Like its sister, The Ox on Bristol’s aptly named foodie Corn Street (there’s also now another in Clifton, such was the first’s popularity), this venue is all about bringing steak and cocktails together.


Tucked away in the basement of one of Cheltenham’s many Georgian town houses, heavy velvet door curtains reveal an almost winter-proof, amber glow. The dining space is subtly divided into a few snug sections, lending an air of cosy privacy.

What’s the room like

Picture a vintage, speakeasy-inspired hideaway with taxidermy, ornate mirrors and an artful hotchpotch of prints in mismatched frames, and lamps hanging from rows of vintage plates. Smooth soul pours from the speakers. Rich textures, warm hues and glossy dark wood, make for one good-looking venue with an eye for detail.

Who’s cooking

Dave Daly heads up the kitchen – previously head chef of Pata Negra. Dave’s been part of the South West’s foodie scene for some time, working at Michelin-starred Bristol restaurant Harveys in the 1990s, as well as at a number of other West Country greats including Bordeaux Quay and Rockfish.

What’s cooking

Meat, of course, is the key attraction here and there’s a succulent spectrum of options on offer, from the classic to the adventurous. Aged for a minimum of 28 days and supplied by Bristol butcher Nigel Buxton, the prime cuts stand out as the main event. Steaks cooked over charcoal on a Josper grill and range from £14 to £29 but don’t miss out on exploring the rest of the menu, too.
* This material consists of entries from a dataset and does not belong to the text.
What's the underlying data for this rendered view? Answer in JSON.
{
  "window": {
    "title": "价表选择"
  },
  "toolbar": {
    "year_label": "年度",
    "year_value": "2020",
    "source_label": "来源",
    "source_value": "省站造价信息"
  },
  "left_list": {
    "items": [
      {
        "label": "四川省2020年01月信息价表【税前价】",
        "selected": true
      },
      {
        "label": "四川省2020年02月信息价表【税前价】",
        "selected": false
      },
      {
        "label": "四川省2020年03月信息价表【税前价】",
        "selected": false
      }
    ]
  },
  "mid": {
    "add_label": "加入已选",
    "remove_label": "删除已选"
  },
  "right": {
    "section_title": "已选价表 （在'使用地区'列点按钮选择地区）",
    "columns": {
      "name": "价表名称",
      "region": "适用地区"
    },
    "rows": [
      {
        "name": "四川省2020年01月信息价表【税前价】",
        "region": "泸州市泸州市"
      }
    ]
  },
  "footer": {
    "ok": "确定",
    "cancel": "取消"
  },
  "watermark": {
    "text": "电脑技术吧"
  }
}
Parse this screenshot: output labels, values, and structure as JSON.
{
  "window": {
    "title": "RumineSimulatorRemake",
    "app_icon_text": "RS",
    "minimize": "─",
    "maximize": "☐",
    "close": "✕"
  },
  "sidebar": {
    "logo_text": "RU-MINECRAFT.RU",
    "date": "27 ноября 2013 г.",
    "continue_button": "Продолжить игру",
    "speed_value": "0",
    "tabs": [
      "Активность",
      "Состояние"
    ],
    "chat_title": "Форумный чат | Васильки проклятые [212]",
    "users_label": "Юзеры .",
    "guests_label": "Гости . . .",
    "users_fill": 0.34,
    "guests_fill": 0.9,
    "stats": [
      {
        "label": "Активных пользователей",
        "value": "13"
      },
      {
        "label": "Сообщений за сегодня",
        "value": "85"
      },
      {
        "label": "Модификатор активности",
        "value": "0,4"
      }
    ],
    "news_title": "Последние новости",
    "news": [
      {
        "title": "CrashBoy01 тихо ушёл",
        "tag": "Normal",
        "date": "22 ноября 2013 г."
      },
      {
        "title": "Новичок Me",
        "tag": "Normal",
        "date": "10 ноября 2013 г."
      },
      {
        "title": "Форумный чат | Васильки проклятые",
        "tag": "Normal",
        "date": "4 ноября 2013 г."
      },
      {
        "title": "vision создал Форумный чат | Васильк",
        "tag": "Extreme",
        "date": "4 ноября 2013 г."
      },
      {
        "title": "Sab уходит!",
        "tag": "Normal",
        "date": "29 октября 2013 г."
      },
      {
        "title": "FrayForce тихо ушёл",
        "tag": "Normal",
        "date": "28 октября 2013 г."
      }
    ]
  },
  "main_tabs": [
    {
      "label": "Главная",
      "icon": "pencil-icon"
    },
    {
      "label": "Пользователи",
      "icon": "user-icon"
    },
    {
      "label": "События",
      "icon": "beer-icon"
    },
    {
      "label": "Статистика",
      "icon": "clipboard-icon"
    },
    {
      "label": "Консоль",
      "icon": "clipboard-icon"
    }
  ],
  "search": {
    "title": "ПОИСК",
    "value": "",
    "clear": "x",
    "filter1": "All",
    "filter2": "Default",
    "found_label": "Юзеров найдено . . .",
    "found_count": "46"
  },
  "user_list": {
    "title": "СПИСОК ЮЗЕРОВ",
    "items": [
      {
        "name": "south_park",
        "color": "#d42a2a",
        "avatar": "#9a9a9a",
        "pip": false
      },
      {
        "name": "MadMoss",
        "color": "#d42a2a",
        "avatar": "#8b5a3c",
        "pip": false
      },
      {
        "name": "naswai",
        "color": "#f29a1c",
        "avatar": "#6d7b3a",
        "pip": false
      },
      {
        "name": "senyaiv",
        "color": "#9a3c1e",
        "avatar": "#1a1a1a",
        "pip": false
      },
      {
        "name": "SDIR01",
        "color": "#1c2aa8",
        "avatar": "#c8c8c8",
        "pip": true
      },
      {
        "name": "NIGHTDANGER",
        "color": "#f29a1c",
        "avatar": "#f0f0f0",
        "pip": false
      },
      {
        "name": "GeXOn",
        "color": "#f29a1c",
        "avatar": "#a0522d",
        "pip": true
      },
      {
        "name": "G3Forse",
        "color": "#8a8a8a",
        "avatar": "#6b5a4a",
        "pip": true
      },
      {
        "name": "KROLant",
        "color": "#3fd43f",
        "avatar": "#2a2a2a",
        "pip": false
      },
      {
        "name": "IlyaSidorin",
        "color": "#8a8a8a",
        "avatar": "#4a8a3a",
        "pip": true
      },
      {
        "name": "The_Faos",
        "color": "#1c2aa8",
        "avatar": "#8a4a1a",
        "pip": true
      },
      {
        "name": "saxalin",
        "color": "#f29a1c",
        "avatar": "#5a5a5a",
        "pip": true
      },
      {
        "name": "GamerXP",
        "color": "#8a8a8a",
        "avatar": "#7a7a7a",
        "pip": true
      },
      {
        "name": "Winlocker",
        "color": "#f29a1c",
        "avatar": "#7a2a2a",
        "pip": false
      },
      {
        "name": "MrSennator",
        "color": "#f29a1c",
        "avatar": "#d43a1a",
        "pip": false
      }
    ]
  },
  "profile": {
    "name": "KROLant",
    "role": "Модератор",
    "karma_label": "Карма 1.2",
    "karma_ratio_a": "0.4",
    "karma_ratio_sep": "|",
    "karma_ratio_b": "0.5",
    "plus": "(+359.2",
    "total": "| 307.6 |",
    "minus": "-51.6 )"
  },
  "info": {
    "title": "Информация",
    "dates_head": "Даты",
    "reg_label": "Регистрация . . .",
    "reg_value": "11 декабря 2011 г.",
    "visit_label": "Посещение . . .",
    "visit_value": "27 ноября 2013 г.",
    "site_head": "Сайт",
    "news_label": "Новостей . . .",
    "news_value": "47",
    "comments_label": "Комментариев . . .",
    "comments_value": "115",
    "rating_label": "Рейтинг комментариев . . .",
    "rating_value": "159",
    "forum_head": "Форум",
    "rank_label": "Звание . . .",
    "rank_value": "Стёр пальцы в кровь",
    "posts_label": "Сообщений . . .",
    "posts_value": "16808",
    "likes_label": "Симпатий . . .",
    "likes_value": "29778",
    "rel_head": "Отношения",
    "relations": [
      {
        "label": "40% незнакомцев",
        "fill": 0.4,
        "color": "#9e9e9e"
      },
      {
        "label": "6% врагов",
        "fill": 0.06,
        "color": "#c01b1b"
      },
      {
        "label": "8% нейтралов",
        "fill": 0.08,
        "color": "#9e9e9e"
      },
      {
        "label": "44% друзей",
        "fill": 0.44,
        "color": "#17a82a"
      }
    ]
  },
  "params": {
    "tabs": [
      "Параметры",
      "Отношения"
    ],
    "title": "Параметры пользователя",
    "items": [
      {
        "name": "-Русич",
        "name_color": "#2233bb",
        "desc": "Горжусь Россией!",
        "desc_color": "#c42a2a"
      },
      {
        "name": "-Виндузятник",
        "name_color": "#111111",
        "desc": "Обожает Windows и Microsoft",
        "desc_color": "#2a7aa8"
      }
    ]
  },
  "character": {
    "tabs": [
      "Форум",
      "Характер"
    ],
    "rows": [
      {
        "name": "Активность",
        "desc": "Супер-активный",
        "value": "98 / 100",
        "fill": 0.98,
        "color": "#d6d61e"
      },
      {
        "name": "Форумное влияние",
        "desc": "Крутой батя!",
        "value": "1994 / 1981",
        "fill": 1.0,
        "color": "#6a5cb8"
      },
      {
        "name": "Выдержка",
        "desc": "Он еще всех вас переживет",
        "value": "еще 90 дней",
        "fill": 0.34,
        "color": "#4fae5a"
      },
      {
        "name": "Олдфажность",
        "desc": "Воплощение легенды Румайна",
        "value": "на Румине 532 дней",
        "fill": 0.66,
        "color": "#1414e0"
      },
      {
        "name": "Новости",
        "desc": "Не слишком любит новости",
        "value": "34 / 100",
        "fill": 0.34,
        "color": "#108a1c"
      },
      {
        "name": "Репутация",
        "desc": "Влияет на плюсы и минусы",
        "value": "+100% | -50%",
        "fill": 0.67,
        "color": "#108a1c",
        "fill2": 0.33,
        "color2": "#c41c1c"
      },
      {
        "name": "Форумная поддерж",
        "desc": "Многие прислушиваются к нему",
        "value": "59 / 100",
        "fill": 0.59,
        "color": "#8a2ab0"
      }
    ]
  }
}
There’s seared pheasant for the game lover, vast 30oz steaks for sharing (£65), an intriguing cured meat board featuring wild boar salami and rabbit rillette, and even a few tempting veggie options including pumpkin cannelloni and roasted broccoli with pumpkin hummus and toasted cashew.

Other than steak (ours, a locally sourced, grass-fed 6oz fillet, was satisfyingly thick and rare, just the way we like it; velvety flesh blushed a rich, bloody red), order the charred duck hearts and devils on horseback from the ‘small plates’ section of the menu for plump mini-mouthfuls of tender, juicy bursts of savouriness.
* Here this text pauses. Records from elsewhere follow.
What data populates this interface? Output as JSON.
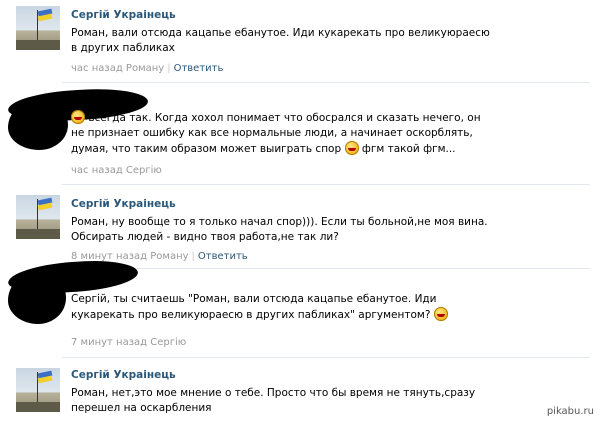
{
  "comments": [
    {
      "author": "Сергій Украінець",
      "text": "Роман, вали отсюда кацапье ебанутое. Иди кукарекать про великуюраесю в других пабликах",
      "time": "час назад Роману",
      "reply": "Ответить"
    },
    {
      "text_before_smile": "всегда так. Когда хохол понимает что обосрался и сказать нечего, он не признает ошибку как все нормальные люди, а начинает оскорблять, думая, что таким образом может выиграть спор",
      "text_after_smile": "фгм такой фгм...",
      "time": "час назад Сергію"
    },
    {
      "author": "Сергій Украінець",
      "text": "Роман, ну вообще то я только начал спор))). Если ты больной,не моя вина. Обсирать людей - видно твоя работа,не так ли?",
      "time": "8 минут назад Роману",
      "reply": "Ответить"
    },
    {
      "text": "Сергій, ты считаешь \"Роман, вали отсюда кацапье ебанутое. Иди кукарекать про великуюраесю в других пабликах\" аргументом?",
      "time": "7 минут назад Сергію"
    },
    {
      "author": "Сергій Украінець",
      "text": "Роман, нет,это мое мнение о тебе. Просто что бы время не тянуть,сразу перешел на оскарбления"
    }
  ],
  "watermark": "pikabu.ru",
  "icons": {
    "smile": "smile-emoji-icon",
    "avatar": "flag-avatar"
  }
}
Make sure you find room for a pud, too – the vanilla panna cotta was the stuff of dessert dreams. Gliding onto the spoon with the softest stroke, it’s perfectly soft and creamy and delicately flavoured.

The booze

There’s an expertly edited drinks menu, with cocktails designed to be drunk pre-, during and post-steak. The Silver Bullet’s lemony nose and cheeky paprika kick shakes up this super-boozy medley of gin, whiskey and kummel liqueur as the starter.

With the meaty main event, sip on an Ox Fashioned – a classic twisted to be paired with food, thanks to the addition of sherry and the restaurant’s own Ox Gin, mixed by Bristol’s Psychopomp micro distillery. Usually like a big red with your meat? Give 19th To This a whirl – it features Tomero Malbec, alongside tequila.
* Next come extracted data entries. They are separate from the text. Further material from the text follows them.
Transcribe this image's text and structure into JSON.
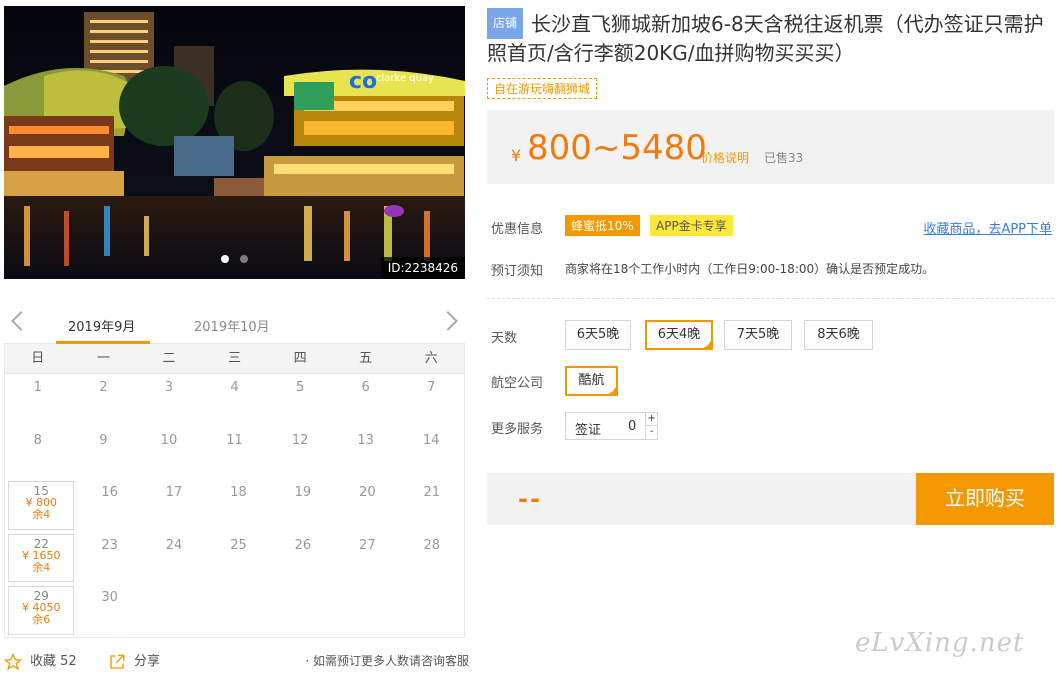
{
  "photo": {
    "id_label": "ID:2238426",
    "sign_text": "clarke quay",
    "dots": 2
  },
  "calendar": {
    "tabs": [
      "2019年9月",
      "2019年10月"
    ],
    "weekdays": [
      "日",
      "一",
      "二",
      "三",
      "四",
      "五",
      "六"
    ],
    "weeks": [
      [
        {
          "d": "1"
        },
        {
          "d": "2"
        },
        {
          "d": "3"
        },
        {
          "d": "4"
        },
        {
          "d": "5"
        },
        {
          "d": "6"
        },
        {
          "d": "7"
        }
      ],
      [
        {
          "d": "8"
        },
        {
          "d": "9"
        },
        {
          "d": "10"
        },
        {
          "d": "11"
        },
        {
          "d": "12"
        },
        {
          "d": "13"
        },
        {
          "d": "14"
        }
      ],
      [
        {
          "d": "15",
          "price": "¥ 800",
          "stock": "余4"
        },
        {
          "d": "16"
        },
        {
          "d": "17"
        },
        {
          "d": "18"
        },
        {
          "d": "19"
        },
        {
          "d": "20"
        },
        {
          "d": "21"
        }
      ],
      [
        {
          "d": "22",
          "price": "¥ 1650",
          "stock": "余4"
        },
        {
          "d": "23"
        },
        {
          "d": "24"
        },
        {
          "d": "25"
        },
        {
          "d": "26"
        },
        {
          "d": "27"
        },
        {
          "d": "28"
        }
      ],
      [
        {
          "d": "29",
          "price": "¥ 4050",
          "stock": "余6"
        },
        {
          "d": "30"
        },
        {
          "d": ""
        },
        {
          "d": ""
        },
        {
          "d": ""
        },
        {
          "d": ""
        },
        {
          "d": ""
        }
      ]
    ]
  },
  "share_bar": {
    "fav_label": "收藏 52",
    "share_label": "分享",
    "note": "· 如需预订更多人数请咨询客服"
  },
  "product": {
    "shop_badge": "店铺",
    "title": "长沙直飞狮城新加坡6-8天含税往返机票（代办签证只需护照首页/含行李额20KG/血拼购物买买买）",
    "tag": "自在游玩嗨翻狮城",
    "price_symbol": "¥",
    "price": "800~5480",
    "price_note": "价格说明",
    "sold": "已售33"
  },
  "info": {
    "promo_label": "优惠信息",
    "coupon_1": "蜂蜜抵10%",
    "coupon_2": "APP金卡专享",
    "fav_link": "收藏商品，去APP下单",
    "notice_label": "预订须知",
    "notice": "商家将在18个工作小时内（工作日9:00-18:00）确认是否预定成功。"
  },
  "options": {
    "days_label": "天数",
    "days": [
      "6天5晚",
      "6天4晚",
      "7天5晚",
      "8天6晚"
    ],
    "selected_day": "6天4晚",
    "airline_label": "航空公司",
    "airline": "酷航",
    "services_label": "更多服务",
    "service_name": "签证",
    "service_qty": "0",
    "plus": "+",
    "minus": "-"
  },
  "buy": {
    "total": "--",
    "button": "立即购买"
  },
  "watermark": "eLvXing.net",
  "colors": {
    "accent": "#f39800",
    "price": "#f37a0a",
    "link": "#3d7dd8",
    "shop_badge": "#7aa5e8"
  }
}
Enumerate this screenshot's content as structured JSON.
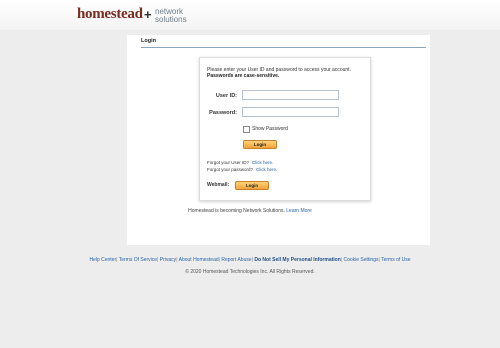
{
  "header": {
    "brand_homestead": "homestead",
    "brand_plus": "+",
    "brand_ns_line1": "network",
    "brand_ns_line2": "solutions"
  },
  "login_panel": {
    "title": "Login",
    "intro_line1": "Please enter your User ID and password to access your account.",
    "intro_line2": "Passwords are case-sensitive.",
    "userid_label": "User ID:",
    "userid_value": "",
    "password_label": "Password:",
    "password_value": "",
    "show_password_label": "Show Password",
    "login_button": "Login",
    "forgot_userid_text": "Forgot your User ID?",
    "forgot_userid_link": "Click here.",
    "forgot_password_text": "Forgot your password?",
    "forgot_password_link": "Click here.",
    "webmail_label": "Webmail:",
    "webmail_button": "Login"
  },
  "notice": {
    "text": "Homestead is becoming Network Solutions.",
    "link": "Learn More"
  },
  "footer": {
    "links": [
      "Help Center",
      "Terms Of Service",
      "Privacy",
      "About Homestead",
      "Report Abuse",
      "Do Not Sell My Personal Information",
      "Cookie Settings",
      "Terms of Use"
    ],
    "copyright": "© 2020 Homestead Technologies Inc. All Rights Reserved."
  },
  "colors": {
    "brand": "#7a2a1e",
    "link": "#2a64a8",
    "button": "#f0a43a"
  }
}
Our post-prandial poison was the best of the night, though: Gold Conference. A classy top-shelf shake-up featuring Doorly’s rum and Somerset cider brandy.

What we liked

The staff are friendly and knowledgeable with their recommendations, meaning you can delve into the menu with confidence. Even the stylish Laguiole steak knives are worth a mention. They’re stocked in Harrods, no less. Like we said, they’ve got an eye for detail.

The verdict

The Ox seeks to be ‘a bastion of simple, top-notch British fare, cooked to impeccable standards’. We say, mission accomplished. It’s just the place to unwind – the surroundings, service and menu have this uncanny knack of making stressed shoulders drop.